XCVII. Il passa la nuit avec son armée dans l’enceinte sacrée de Jupiter Néméen. C’est là qu’on prétend que le poète Hésiode fut tué par les gens du pays ; il lui avait été prédit par un oracle qu’il mourrait à Némée. On partit pour l’Étolie au lever de l’aurore. Le premier jour, on prit Potidanie, le second Crocylium, et le troisième Tichium. Démosthène s’y arrêta, et envoya le butin qu’il avait fait à Eupolium en Locride ; car, après avoir réduit le reste, il avait dessein, si les Ophioniens ne consentaient pas à se rendre, de retourner à Naupacte, et de revenir les combattre. Mais les Étoliens avaient été instruits de son projet d’invasion, dès qu’il l’avait conçu, et quand son armée entra dans le pays, ils vinrent de toutes parts à sa rencontre en nombre formidable. Les Bomiens même et les Calliens, eux qui demeurent à l’extrémité de l’Ophionie, près du golfe Maliaque, arrivèrent au secours de la cause commune.

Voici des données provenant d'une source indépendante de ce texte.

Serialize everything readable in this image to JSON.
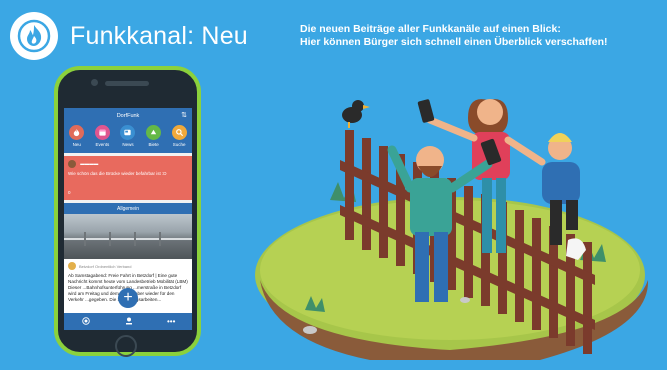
{
  "header": {
    "title": "Funkkanal: Neu",
    "description_line1": "Die neuen Beiträge aller Funkkanäle auf einen Blick:",
    "description_line2": "Hier können Bürger sich schnell einen Überblick verschaffen!"
  },
  "app": {
    "title": "DorfFunk",
    "sort_icon": "sort-icon",
    "nav": [
      {
        "label": "Neu",
        "icon": "fire-icon",
        "color": "#e06b5a"
      },
      {
        "label": "Events",
        "icon": "calendar-icon",
        "color": "#e0568f"
      },
      {
        "label": "News",
        "icon": "newspaper-icon",
        "color": "#3a8fd1"
      },
      {
        "label": "Biete",
        "icon": "hand-icon",
        "color": "#64b847"
      },
      {
        "label": "Suche",
        "icon": "search-icon",
        "color": "#f0a93b"
      }
    ],
    "card_red": {
      "message": "Wie schön das die Brücke wieder befahrbar ist :D",
      "count": "0"
    },
    "section_label": "Allgemein",
    "post": {
      "author": "Betzdorf Ordnentlich Verband",
      "text": "Ab Samstagabend: Freie Fahrt in Betzdorf | Eine gute Nachricht kommt heute vom Landesbetrieb Mobilität (LBM) Dieser ...Bahnhofsunterführung ...merstraße in Betzdorf wird am Freitag und dem 13. Oktober wieder für den Verkehr ...gegeben. Die Sanierungsarbeiten..."
    },
    "fab_label": "+",
    "tabbar": [
      "signal-icon",
      "user-pin-icon",
      "more-icon"
    ],
    "tabbar_more": "•••"
  },
  "colors": {
    "background": "#3ba7e4",
    "phone_frame": "#8bd13c",
    "app_primary": "#2f6fb3",
    "card_red": "#e86a5e"
  }
}
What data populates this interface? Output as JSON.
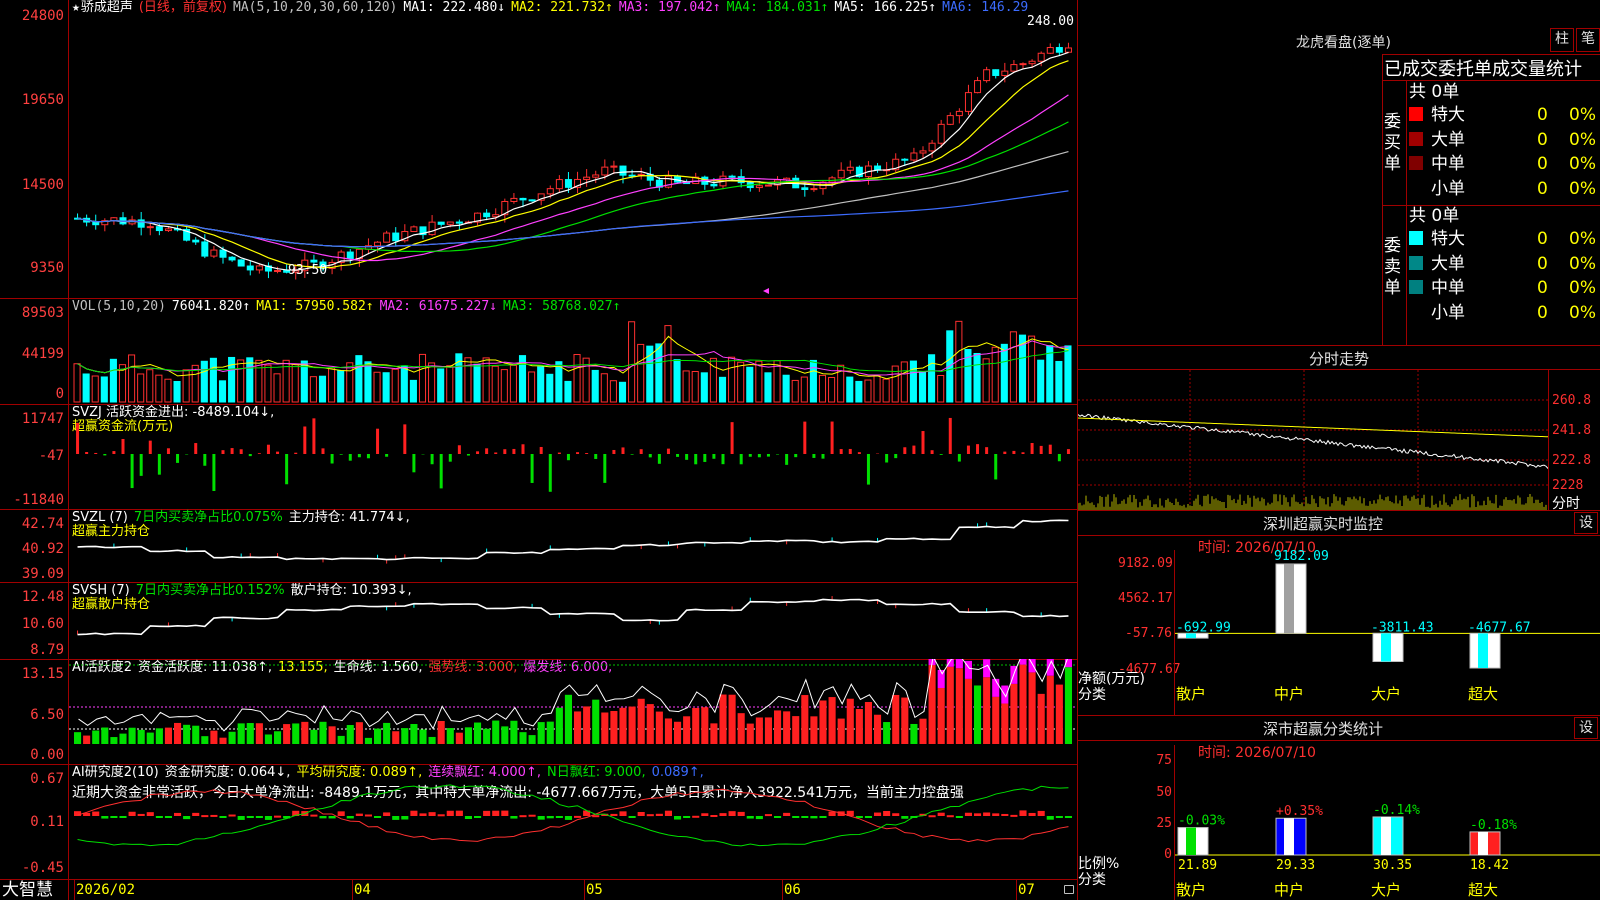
{
  "app": {
    "brand": "大智慧"
  },
  "main_chart": {
    "star": "★",
    "stock_name": "骄成超声",
    "mode": "(日线，前复权)",
    "ma_label": "MA(5,10,20,30,60,120)",
    "ma1": "MA1: 222.480↓",
    "ma2": "MA2: 221.732↑",
    "ma3": "MA3: 197.042↑",
    "ma4": "MA4: 184.031↑",
    "ma5": "MA5: 166.225↑",
    "ma6": "MA6: 146.29",
    "yticks": [
      "24800",
      "19650",
      "14500",
      "9350"
    ],
    "high_label": "248.00",
    "low_label": "93.50"
  },
  "vol": {
    "title": "VOL(5,10,20)",
    "value": "76041.820↑",
    "ma1": "MA1: 57950.582↑",
    "ma2": "MA2: 61675.227↓",
    "ma3": "MA3: 58768.027↑",
    "yticks": [
      "89503",
      "44199",
      "0"
    ]
  },
  "svzj": {
    "title": "SVZJ  活跃资金进出: -8489.104↓,",
    "subtitle": "超赢资金流(万元)",
    "yticks": [
      "11747",
      "-47",
      "-11840"
    ]
  },
  "svzl": {
    "title": "SVZL (7)",
    "pct": "7日内买卖净占比0.075%",
    "hold": "主力持仓: 41.774↓,",
    "subtitle": "超赢主力持仓",
    "yticks": [
      "42.74",
      "40.92",
      "39.09"
    ]
  },
  "svsh": {
    "title": "SVSH (7)",
    "pct": "7日内买卖净占比0.152%",
    "hold": "散户持仓: 10.393↓,",
    "subtitle": "超赢散户持仓",
    "yticks": [
      "12.48",
      "10.60",
      "8.79"
    ]
  },
  "ai_active": {
    "title": "AI活跃度2",
    "v1": "资金活跃度: 11.038↑,",
    "v2": "13.155,",
    "v3": "生命线: 1.560,",
    "v4": "强势线: 3.000,",
    "v5": "爆发线: 6.000,",
    "yticks": [
      "13.15",
      "6.50",
      "0.00"
    ]
  },
  "ai_research": {
    "title": "AI研究度2(10)",
    "v1": "资金研究度: 0.064↓,",
    "v2": "平均研究度: 0.089↑,",
    "v3": "连续飘红: 4.000↑,",
    "v4": "N日飘红: 9.000,",
    "v5": "0.089↑,",
    "note": "近期大资金非常活跃，今日大单净流出: -8489.1万元，其中特大单净流出: -4677.667万元，大单5日累计净入3922.541万元，当前主力控盘强",
    "yticks": [
      "0.67",
      "0.11",
      "-0.45"
    ]
  },
  "xaxis": {
    "labels": [
      "2026/02",
      "04",
      "05",
      "06",
      "07"
    ]
  },
  "longhu": {
    "title": "龙虎看盘(逐单)",
    "btn1": "柱",
    "btn2": "笔",
    "header": "已成交委托单成交量统计",
    "buy_side": "委买单",
    "sell_side": "委卖单",
    "buy_total": "共 0单",
    "sell_total": "共 0单",
    "buy_rows": [
      {
        "label": "特大",
        "count": "0",
        "pct": "0%"
      },
      {
        "label": "大单",
        "count": "0",
        "pct": "0%"
      },
      {
        "label": "中单",
        "count": "0",
        "pct": "0%"
      },
      {
        "label": "小单",
        "count": "0",
        "pct": "0%"
      }
    ],
    "sell_rows": [
      {
        "label": "特大",
        "count": "0",
        "pct": "0%"
      },
      {
        "label": "大单",
        "count": "0",
        "pct": "0%"
      },
      {
        "label": "中单",
        "count": "0",
        "pct": "0%"
      },
      {
        "label": "小单",
        "count": "0",
        "pct": "0%"
      }
    ],
    "buy_colors": [
      "#ff0000",
      "#a00000",
      "#800000",
      "#000000"
    ],
    "sell_colors": [
      "#00ffff",
      "#008888",
      "#008080",
      "#000000"
    ]
  },
  "fenshi": {
    "title": "分时走势",
    "yticks": [
      "260.8",
      "241.8",
      "222.8",
      "2228"
    ],
    "unit": "分时"
  },
  "sz_monitor": {
    "title": "深圳超赢实时监控",
    "setting": "设",
    "time": "时间: 2026/07/10",
    "yticks": [
      "9182.09",
      "4562.17",
      "-57.76",
      "-4677.67"
    ],
    "ylabel1": "净额(万元)",
    "ylabel2": "分类",
    "bars": [
      {
        "cat": "散户",
        "value": -692.99,
        "label": "-692.99"
      },
      {
        "cat": "中户",
        "value": 9182.09,
        "label": "9182.09"
      },
      {
        "cat": "大户",
        "value": -3811.43,
        "label": "-3811.43"
      },
      {
        "cat": "超大",
        "value": -4677.67,
        "label": "-4677.67"
      }
    ]
  },
  "sz_class": {
    "title": "深市超赢分类统计",
    "setting": "设",
    "time": "时间: 2026/07/10",
    "yticks": [
      "75",
      "50",
      "25",
      "0"
    ],
    "ylabel1": "比例%",
    "ylabel2": "分类",
    "bars": [
      {
        "cat": "散户",
        "value": 21.89,
        "label": "21.89",
        "change": "-0.03%"
      },
      {
        "cat": "中户",
        "value": 29.33,
        "label": "29.33",
        "change": "+0.35%"
      },
      {
        "cat": "大户",
        "value": 30.35,
        "label": "30.35",
        "change": "-0.14%"
      },
      {
        "cat": "超大",
        "value": 18.42,
        "label": "18.42",
        "change": "-0.18%"
      }
    ]
  }
}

XCVII. Les Messéniens continuaient de donner à Démosthène les mêmes conseils qu’auparavant ; ils lui soutenaient que la réduction des Étoliens serait facile, et l’engageaient à se jeter au plus tôt sur les bourgades, à tâcher de prendre toutes celles qui se trouveraient sous sa main, et à ne pas s’arrêter qu’ils ne vinssent à sa rencontre avec toutes leurs forces réunies. Il les crut, osa se fier à la fortune, parce qu’elle ne lui avait pas encore été contraire. Il n’attendit pas même les Locriens qui devaient le joindre, et dont les secours lui eussent été fort utiles, car on avait surtout besoin de gens de trait armés à la légère. Il s’avança jusqu’à Egitium. qu’il enleva d’emblée et sans résistance. Les habitans avaient pris la fuite, et s’étaient retirés sur les hauteurs qui dominent la ville. Elle est bâtie sur un terrain élevé, à la distance de quatre-vingts stades[1] au plus de la mer. Mais déjà les Étoliens étaient arrivés au secours : ils fondirent de toutes parts du haut des montagnes sur les Athéniens et leurs alliés, les accablant de traits, reculant quand ils s’avançaient, les pressant quand ils cédaient : sorte de combat qui consistait surtout en de brusques attaques et en des retraites précipitées ; et dans les unes ni dans les autres les Athéniens n’avaient l’avantage.

XCVIII. Cependant, tant que leurs archers eurent des flèches et furent en état de s’en servir, ils résistèrent ; car les Étoliens, légèrement armés, étaient contenus par les traits qu’on leur lançait. Mais, quand le commandant des archers eut été tué, ses gens se dispersèrent, et les Athéniens, accablés d’un travail continu, furent bientôt rendus de fatigue. Les Étoliens ne cessaient de les presser, de tirer sur eux ; ils furent obligés de fuir ; mais ils perdirent leur guide, Chromon de Messène, qui fut tué : égarés, ils tombaient dans des ravins impraticables, ou s’engageaient dans des sentiers qui leur étaient inconnus, et ils étaient massacrés. Les Étoliens continuaient de tirer. Légers et lestement vêtus, ils en atteignaient beaucoup à la course. Le plus grand nombre se trompa de chemin, et s’engagea dans une forêt qui n’était pas frayée : les ennemis apportèrent du feu et l’incendièrent. Il n’était pas de moyen de fuir que les Athéniens ne tentassent, point de genres de mort dont ils ne périssent. A peine ceux qui se sauvèrent purent-ils gagner Œnéon en Locride, d’où ils étaient partis. Bien des alliés périrent, et les

  1. Un peu plus de trois lieues.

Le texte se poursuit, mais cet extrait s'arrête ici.